Le vrai problème de l'opposition n'est ni le nombre de ses votants ni la passion avec laquelle ils s'apprêtent à éliminer un candidat prêt à faire du régime politique une sorte de farce permanente, un grand guignol, une pantalonnade de république bananière. Il est que, depuis à peu près quatre ou cinq mois, l'avance de Biden sur Trump n'a pas progressé. La moyenne des sondages accorde à l'ancien vice-président de Barack Obama huit points d'avance sur le président sortant. Biden a besoin du double. Il a besoin, plus que d'une victoire, d'un triomphe. Il doit laisser le camp Trump prostré, inerte et sans voix. Il doit tuer dans l'œuf toute velléité de contestation. Aux États-Unis, ce ne sont pas les élus qui ont apporté le progrès social et les progrès en général : c'est la justice. George W. Bush a moins été élu il y a  vingt ans par les électeurs de Floride que par la Cour suprême. Celle-ci, pourtant, n'exerce son pouvoir que lorsque le système politique devient inefficace. Il n'y a aucune raison de confier à neuf juges, fussent-ils prestigieux, le résultat d'un scrutin auquel ont participé plus de cent millions d'électeurs. 

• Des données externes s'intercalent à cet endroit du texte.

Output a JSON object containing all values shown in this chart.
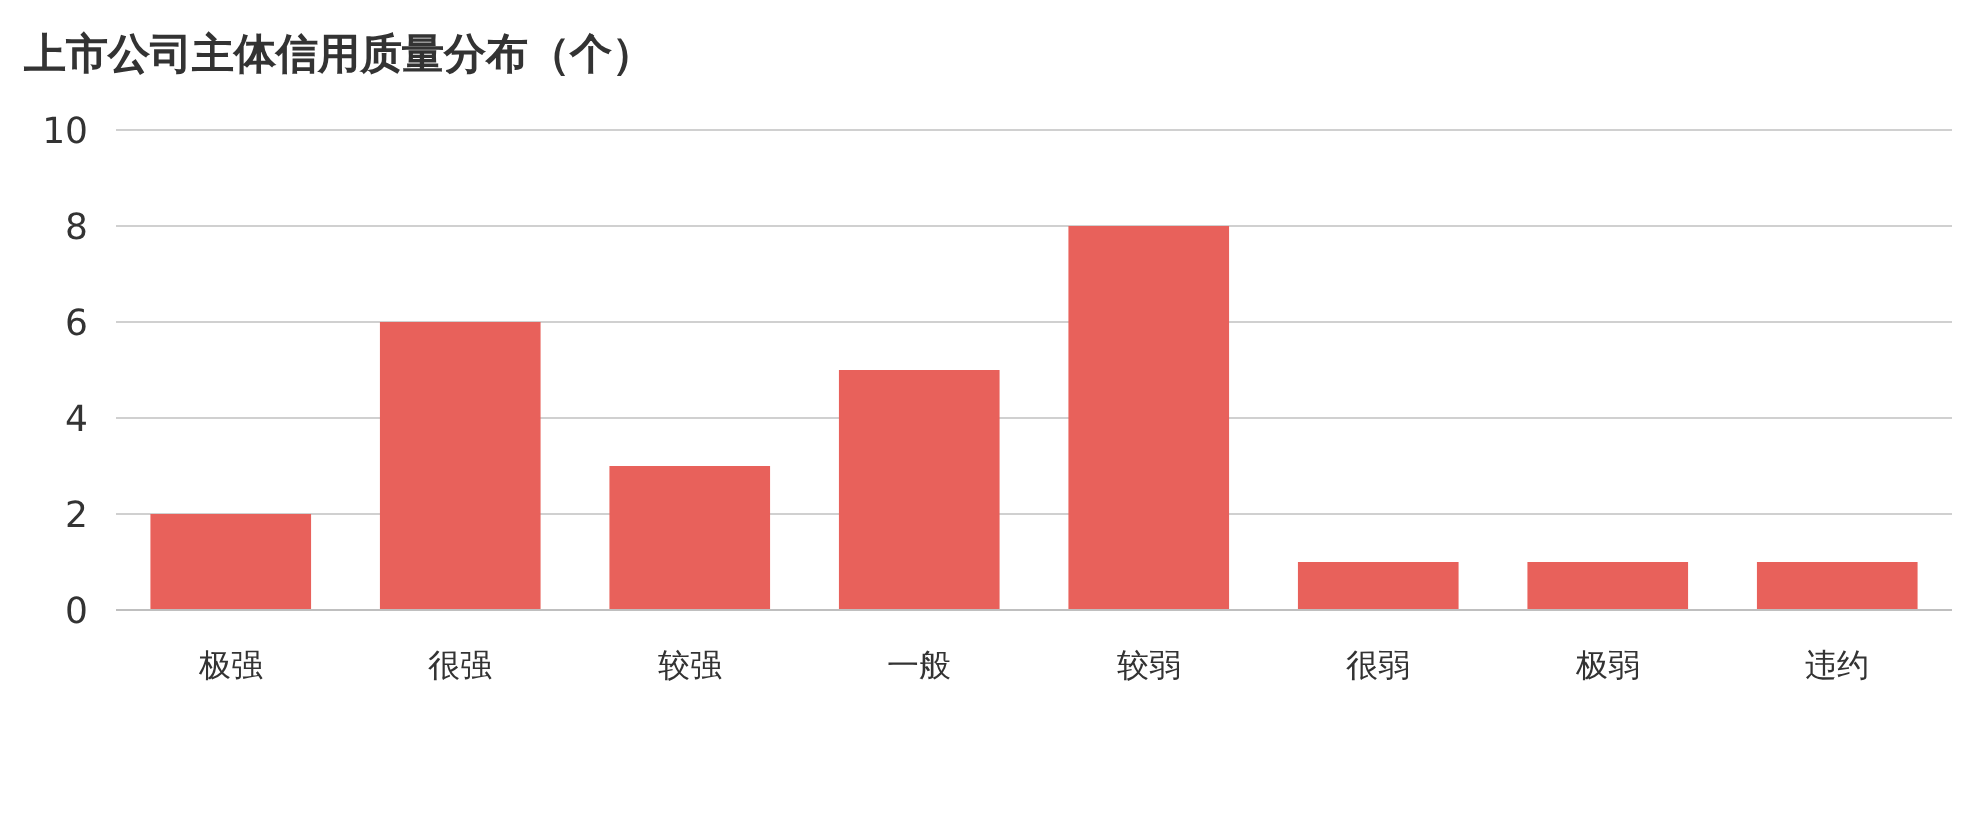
{
  "chart_data": {
    "type": "bar",
    "title": "上市公司主体信用质量分布（个）",
    "categories": [
      "极强",
      "很强",
      "较强",
      "一般",
      "较弱",
      "很弱",
      "极弱",
      "违约"
    ],
    "values": [
      2,
      6,
      3,
      5,
      8,
      1,
      1,
      1
    ],
    "color": "#e8615b",
    "ylim": [
      0,
      10
    ],
    "yticks": [
      0,
      2,
      4,
      6,
      8,
      10
    ],
    "grid": "y"
  }
}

Il faut rappeler que si Hillary Clinton, en 2016, a perdu le Collège électoral, elle a remporté le vote populaire avec trois millions de voix de plus que Trump, que la victoire lui a donc été volée par un système dont la méfiance des Pères fondateurs à l'égard du peuple a faussé le résultat. Certes, on ne peut pas reconnaître la vigueur des institutions aux États-Unis et se plaindre ensuite des injustices qu'elles produisent. Mais Trump n'est pas n'importe quel adversaire. C'est un criminel, et je pèse mes mots, qui, n'importe où ailleurs, serait déjà en prison. Un homme qui n'a jamais publié ses déclarations d'impôts ; qui a comploté avec des pays étrangers pour diffamer Joe Biden ; qui traîne une série de procès pour procédures abusives dans l'immobilier et pour agressions sexuelles ; un menteur invétéré dont les milliers de propos fallacieux sont répertoriés par le New York Times. Trump est le candidat de l'immoralité, du cynisme, de la subornation, de l'ignorance, de la paresse. La question n'est pas de savoir qui est Biden. La question est de savoir qu'avec Trump, c'est la fin de la plus grande démocratie.